Privacy Regulator Demands Coupang Re-Notify Users Of Data Breach | Technology News
Seoul: The data protection regulator here said on Wednesday that e-commerce giant Coupang Inc. did not properly notify its customers of its recent major data breach, demanding a corrected notification of a personal information “leak” from an “exposure” of such data. The Personal Information Protection Commission (PIPC) made the decision in an emergency meeting after the company said last week personal information of 33.7 million customers had been compromised, including names, addresses and phone numbers, reports Yonhap news agency. While Coupang notified affected users of the breach, the PIPC said the company merely described it as personal information being exposed when it was aware that such data had been leaked. Add Zee News as a Preferred Source The regulator said Coupang also partially omitted types of data affected while announcing the breach on its website for just one to two days. It ordered the company to notify affected customers again of the leak, advise them of data protection measures, such as changing passwords, and reinspect steps to prevent harm to customers, among other measures. It demanded Coupang submit the results of its measures within one week. “(We) will swiftly and thoroughly investigate the circumstances, scope and items of Coupang’s personal information leak, as well as violations of safety duties, and will make strict punishment if violations are found,” it said in a release.

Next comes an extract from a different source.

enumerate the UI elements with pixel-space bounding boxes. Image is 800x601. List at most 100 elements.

Meanwhile, the regulator said it strengthened the monitoring of illegal distribution of personal information on the internet and the dark web Sunday, which will last for three months. Coupang is facing a wave of class-action lawsuits over its massive data breach that affected nearly 34 million customers. A law firm named Chung filed the first complaint against Coupang on Monday on behalf of 14 clients, seeking 200,000 won (about US$140) per person in damages. Many other law firms have also expressed their intention to participate in the class-action lawsuits and are now recruiting participants. Considering past judicial precedents, however, the compensation awarded to users whose personal information was leaked was around 100,000 won per person, legal experts said on Wednesday.